Zu „IQ“ von Joe Ide

Der Debütroman des Amerikaners Joe Ide erzählt von dem „Detektiv ohne Lizenz“ Isaiah Quintabe, der sich mit Gefälligkeiten und kleineren Ermittlungen in Los Angeles über Wasser hält. Dann vermittelt ihm sein alter kleinkrimineller Bekannter Juanell Dodson einen „richtigen“ Auftrag: Auf den Rapper Black the Knife alias Calvin Wright wurde zu Hause durch einen Kampfhund ein Anschlag verübt, seither will er das Haus nicht mehr verlassen. Isaiah Quintabe – genannt I.Q. – soll nun für die Sicherheit des Rappers sorgen, indem er diesen Kampfhundangriff aufklärt.

(c) Suhrkamp

Damit treffen in dem sehr unterhaltsamen IQ zwei sehr verschiedene Milieus aufeinander: einerseits die schillernd-blickende Welt eines Rap-Stars mit Gangsterattitüde, viel Glamour, Attitude und BlingBling, andererseits die Realität in South Central, wo IQ und Dodson aufgewachsen sind. Hinzu kommen zwei Zeitebenen: die Gegenwart der Ermittlungen in der Killerhundattacke und ein vergangener Vorfall, bei dem IQs großer Bruder verstorben ist. Diese verschiedenen Stränge hat Joe Ide gut miteinander verbunden, zumal die Vergangenheit immer wieder für ein wenig Bodenhaftung sorgt.
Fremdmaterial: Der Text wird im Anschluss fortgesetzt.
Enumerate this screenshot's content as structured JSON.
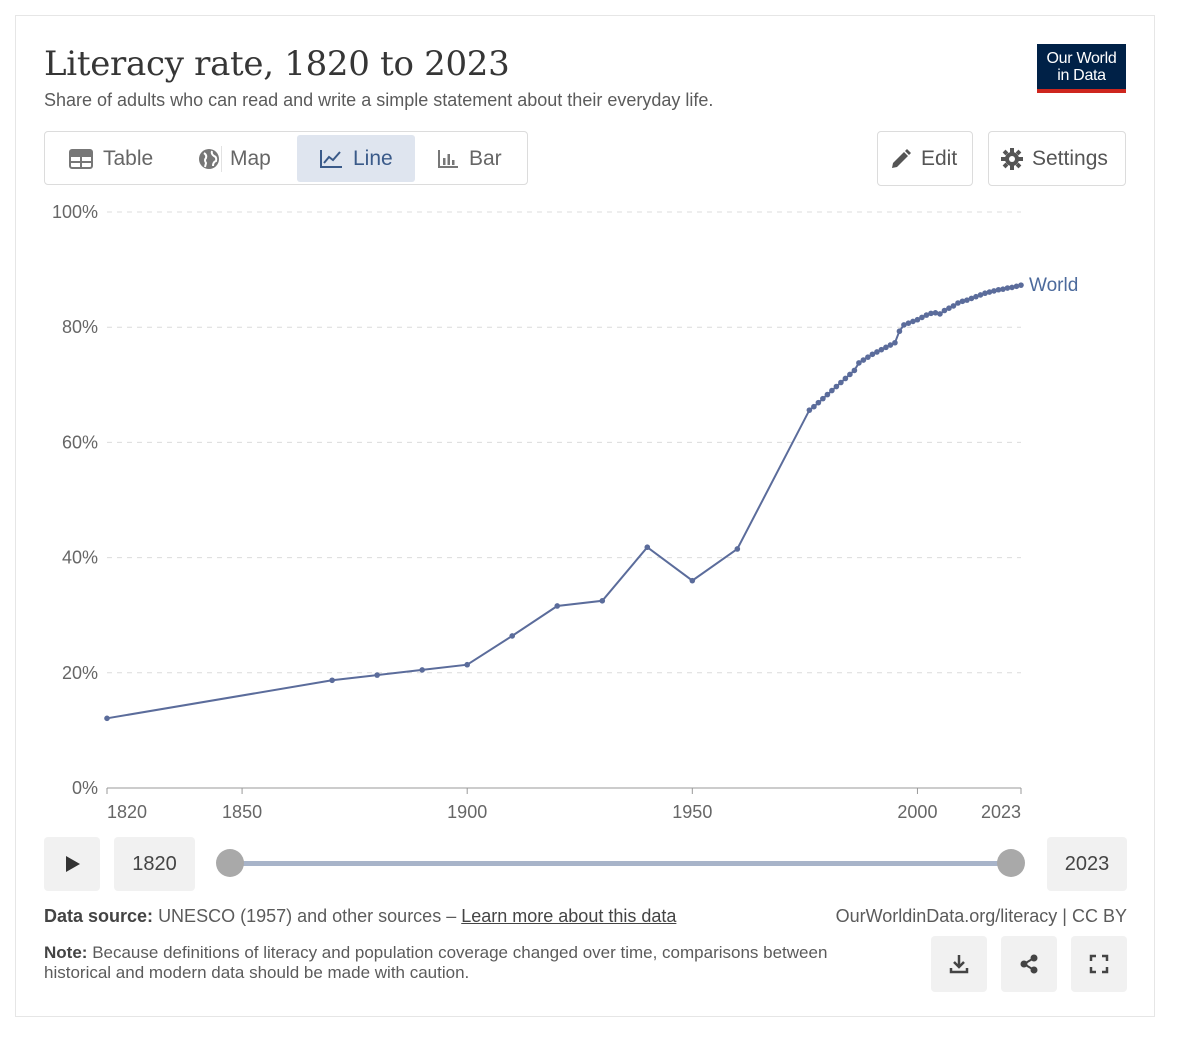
{
  "header": {
    "title": "Literacy rate, 1820 to 2023",
    "subtitle": "Share of adults who can read and write a simple statement about their everyday life.",
    "logo_line1": "Our World",
    "logo_line2": "in Data"
  },
  "tabs": [
    {
      "label": "Table",
      "icon": "table-icon"
    },
    {
      "label": "Map",
      "icon": "globe-icon"
    },
    {
      "label": "Line",
      "icon": "line-chart-icon",
      "active": true
    },
    {
      "label": "Bar",
      "icon": "bar-chart-icon"
    }
  ],
  "buttons": {
    "edit": "Edit",
    "settings": "Settings"
  },
  "colors": {
    "series": "#5b6c9b",
    "accent_tab": "#dfe5ef",
    "logo_bg": "#002147",
    "logo_bar": "#ce261e"
  },
  "chart_data": {
    "type": "line",
    "title": "Literacy rate, 1820 to 2023",
    "xlim": [
      1820,
      2023
    ],
    "ylim": [
      0,
      100
    ],
    "x_ticks": [
      1820,
      1850,
      1900,
      1950,
      2000,
      2023
    ],
    "y_ticks": [
      0,
      20,
      40,
      60,
      80,
      100
    ],
    "y_tick_labels": [
      "0%",
      "20%",
      "40%",
      "60%",
      "80%",
      "100%"
    ],
    "grid": "horizontal dashed",
    "series": [
      {
        "name": "World",
        "x": [
          1820,
          1870,
          1880,
          1890,
          1900,
          1910,
          1920,
          1930,
          1940,
          1950,
          1960,
          1976,
          1977,
          1978,
          1979,
          1980,
          1981,
          1982,
          1983,
          1984,
          1985,
          1986,
          1987,
          1988,
          1989,
          1990,
          1991,
          1992,
          1993,
          1994,
          1995,
          1996,
          1997,
          1998,
          1999,
          2000,
          2001,
          2002,
          2003,
          2004,
          2005,
          2006,
          2007,
          2008,
          2009,
          2010,
          2011,
          2012,
          2013,
          2014,
          2015,
          2016,
          2017,
          2018,
          2019,
          2020,
          2021,
          2022,
          2023
        ],
        "values": [
          12.1,
          18.7,
          19.6,
          20.5,
          21.4,
          26.4,
          31.6,
          32.5,
          41.8,
          36.0,
          41.5,
          65.6,
          66.2,
          66.9,
          67.6,
          68.3,
          69.0,
          69.7,
          70.4,
          71.1,
          71.8,
          72.5,
          73.8,
          74.3,
          74.8,
          75.3,
          75.7,
          76.1,
          76.5,
          76.9,
          77.3,
          79.3,
          80.4,
          80.7,
          81.0,
          81.3,
          81.7,
          82.1,
          82.4,
          82.5,
          82.3,
          82.9,
          83.3,
          83.7,
          84.2,
          84.5,
          84.7,
          85.0,
          85.3,
          85.6,
          85.9,
          86.1,
          86.3,
          86.5,
          86.6,
          86.8,
          86.9,
          87.1,
          87.3
        ]
      }
    ]
  },
  "timeline": {
    "start_year": "1820",
    "end_year": "2023"
  },
  "footer": {
    "source_label": "Data source:",
    "source_text": "UNESCO (1957) and other sources –",
    "learn_more": "Learn more about this data",
    "url_cc": "OurWorldinData.org/literacy | CC BY",
    "note_label": "Note:",
    "note_text": "Because definitions of literacy and population coverage changed over time, comparisons between historical and modern data should be made with caution."
  }
}
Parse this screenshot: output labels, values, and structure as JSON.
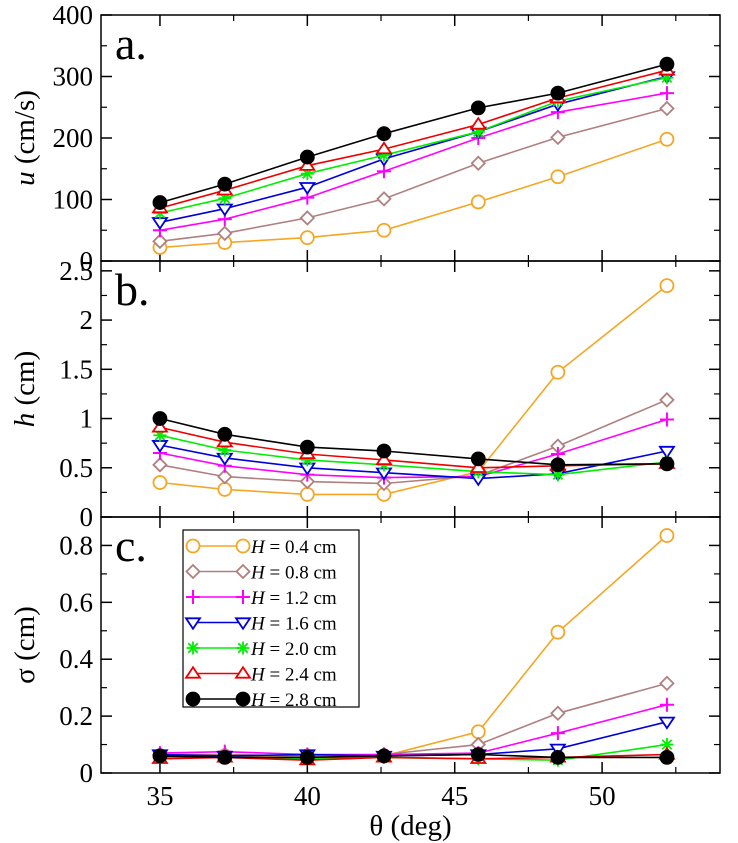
{
  "chart_data": [
    {
      "type": "line",
      "panel_label": "a.",
      "ylabel": "u (cm/s)",
      "ylabel_var": "u",
      "ylabel_unit": " (cm/s)",
      "xlim": [
        33,
        54
      ],
      "ylim": [
        0,
        400
      ],
      "yticks": [
        "0",
        "100",
        "200",
        "300",
        "400"
      ],
      "ytick_values": [
        0,
        100,
        200,
        300,
        400
      ],
      "x": [
        35,
        37.2,
        40,
        42.6,
        45.8,
        48.5,
        52.2
      ],
      "series": [
        {
          "name": "H = 0.4 cm",
          "values": [
            22,
            30,
            38,
            50,
            96,
            137,
            198
          ]
        },
        {
          "name": "H = 0.8 cm",
          "values": [
            32,
            45,
            70,
            101,
            159,
            201,
            248
          ]
        },
        {
          "name": "H = 1.2 cm",
          "values": [
            50,
            68,
            103,
            146,
            200,
            242,
            273
          ]
        },
        {
          "name": "H = 1.6 cm",
          "values": [
            63,
            85,
            120,
            166,
            210,
            255,
            300
          ]
        },
        {
          "name": "H = 2.0 cm",
          "values": [
            78,
            102,
            142,
            172,
            210,
            260,
            298
          ]
        },
        {
          "name": "H = 2.4 cm",
          "values": [
            86,
            115,
            155,
            182,
            222,
            265,
            310
          ]
        },
        {
          "name": "H = 2.8 cm",
          "values": [
            95,
            125,
            169,
            207,
            249,
            273,
            320
          ]
        }
      ]
    },
    {
      "type": "line",
      "panel_label": "b.",
      "ylabel": "h (cm)",
      "ylabel_var": "h",
      "ylabel_unit": " (cm)",
      "xlim": [
        33,
        54
      ],
      "ylim": [
        0,
        2.6
      ],
      "yticks": [
        "0",
        "0.5",
        "1",
        "1.5",
        "2",
        "2.5"
      ],
      "ytick_values": [
        0,
        0.5,
        1,
        1.5,
        2,
        2.5
      ],
      "x": [
        35,
        37.2,
        40,
        42.6,
        45.8,
        48.5,
        52.2
      ],
      "series": [
        {
          "name": "H = 0.4 cm",
          "values": [
            0.35,
            0.28,
            0.23,
            0.23,
            0.46,
            1.47,
            2.35
          ]
        },
        {
          "name": "H = 0.8 cm",
          "values": [
            0.53,
            0.41,
            0.36,
            0.34,
            0.42,
            0.72,
            1.19
          ]
        },
        {
          "name": "H = 1.2 cm",
          "values": [
            0.65,
            0.52,
            0.43,
            0.4,
            0.41,
            0.64,
            0.99
          ]
        },
        {
          "name": "H = 1.6 cm",
          "values": [
            0.73,
            0.6,
            0.5,
            0.45,
            0.39,
            0.44,
            0.67
          ]
        },
        {
          "name": "H = 2.0 cm",
          "values": [
            0.83,
            0.68,
            0.58,
            0.53,
            0.46,
            0.43,
            0.56
          ]
        },
        {
          "name": "H = 2.4 cm",
          "values": [
            0.91,
            0.76,
            0.64,
            0.58,
            0.5,
            0.52,
            0.54
          ]
        },
        {
          "name": "H = 2.8 cm",
          "values": [
            1.0,
            0.84,
            0.71,
            0.67,
            0.59,
            0.53,
            0.54
          ]
        }
      ]
    },
    {
      "type": "line",
      "panel_label": "c.",
      "ylabel": "σ (cm)",
      "ylabel_var": "σ",
      "ylabel_unit": "  (cm)",
      "xlabel": "θ (deg)",
      "xlim": [
        33,
        54
      ],
      "ylim": [
        0,
        0.9
      ],
      "yticks": [
        "0",
        "0.2",
        "0.4",
        "0.6",
        "0.8"
      ],
      "ytick_values": [
        0,
        0.2,
        0.4,
        0.6,
        0.8
      ],
      "xticks": [
        "35",
        "40",
        "45",
        "50"
      ],
      "xtick_values": [
        35,
        40,
        45,
        50
      ],
      "x": [
        35,
        37.2,
        40,
        42.6,
        45.8,
        48.5,
        52.2
      ],
      "series": [
        {
          "name": "H = 0.4 cm",
          "values": [
            0.06,
            0.06,
            0.06,
            0.06,
            0.145,
            0.495,
            0.835
          ]
        },
        {
          "name": "H = 0.8 cm",
          "values": [
            0.065,
            0.065,
            0.06,
            0.065,
            0.1,
            0.21,
            0.315
          ]
        },
        {
          "name": "H = 1.2 cm",
          "values": [
            0.07,
            0.075,
            0.065,
            0.065,
            0.07,
            0.14,
            0.24
          ]
        },
        {
          "name": "H = 1.6 cm",
          "values": [
            0.065,
            0.06,
            0.065,
            0.06,
            0.065,
            0.085,
            0.18
          ]
        },
        {
          "name": "H = 2.0 cm",
          "values": [
            0.055,
            0.055,
            0.05,
            0.055,
            0.05,
            0.045,
            0.1
          ]
        },
        {
          "name": "H = 2.4 cm",
          "values": [
            0.05,
            0.055,
            0.045,
            0.055,
            0.05,
            0.055,
            0.065
          ]
        },
        {
          "name": "H = 2.8 cm",
          "values": [
            0.06,
            0.055,
            0.055,
            0.06,
            0.065,
            0.055,
            0.055
          ]
        }
      ]
    }
  ],
  "legend": {
    "placement": "top-left of panel c",
    "entries": [
      {
        "var": "H",
        "text": " = 0.4 cm",
        "color": "#f5a623",
        "marker": "circle-open"
      },
      {
        "var": "H",
        "text": " = 0.8 cm",
        "color": "#b08080",
        "marker": "diamond-open"
      },
      {
        "var": "H",
        "text": " = 1.2 cm",
        "color": "#ff00ff",
        "marker": "plus"
      },
      {
        "var": "H",
        "text": " = 1.6 cm",
        "color": "#0000dd",
        "marker": "triangle-down-open"
      },
      {
        "var": "H",
        "text": " = 2.0 cm",
        "color": "#00ee00",
        "marker": "star"
      },
      {
        "var": "H",
        "text": " = 2.4 cm",
        "color": "#ee0000",
        "marker": "triangle-up-open"
      },
      {
        "var": "H",
        "text": " = 2.8 cm",
        "color": "#000000",
        "marker": "circle-filled"
      }
    ]
  }
}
Gleichermaßen gibt es in den literarischen Bezügen zwei große Anknüpfungspunkte, von denen einer bisher in der deutschsprachigen Rezeption sträflich vernachlässigt wurde: Erwähnt wird in der Regel die Verbindung zu Sherlock Holmes, die durch die Intelligenz von IQ, seine deduktiven Fähigkeiten, seinem Helfer Dodson (man denke an und spreche laut: Watson) sowie die Parallelen zum „Hund von Baskerville“ einigermaßen offensichtlich sind. Genauso steht IQ aber in der Tradition von Walter Mosleys Easy Rawlins: Wie IQ wächst auch Easy ohne Vater auf, schlägt sich als Detektiv ohne Lizenz durch Los Angeles und hält sich mit Gefälligkeiten in seiner Nachbarschaft über Wasser. Easys bester Freund Mouse ist gefährlich, kriminell – und nicht immer fühlt er sich wohl in dessen Nähe. Dieses Verhältnis spiegelt sich in der Freundschaft von IQ und Dodson. Außerdem nutzte Walter Mosley die hardboiled-Privatdetektivromane auch, um von dem Leben der Schwarzen in Los Angeles zu erzählen – und damit auf eine wichtige Unterscheidung zwischen der weißen und schwarzen hardboiled-Literatur zu verweisen: Easy konnte sich nicht so frei zwischen Gesetz und Verbrechen bewegen wie bspw. Marlowe und Spade, weil er den Freiraum eines weißen Mannes nicht zur Verfügung hatte. Joe Ide nun zeigt, dass sich im Grunde genommen seither an den strukturellen Problemen wenig geändert hat – lediglich das Ghettoleben wird nun von stinkreichen Gangsta-Rappern glamourösiert.

Insgesamt ist „IQ“ ein gelungenes Debüt mit tollen Dialogen, hervorragend übersetzt von Conny Lösch, viel Witz und gelungenen Figuren. Deshalb ist es umso erfreulicher, dass es Wiedersehen mit IQ geben wird.

Joe Ide: IQ. Übersetzt von Conny Lösch. Suhrkamp 2016.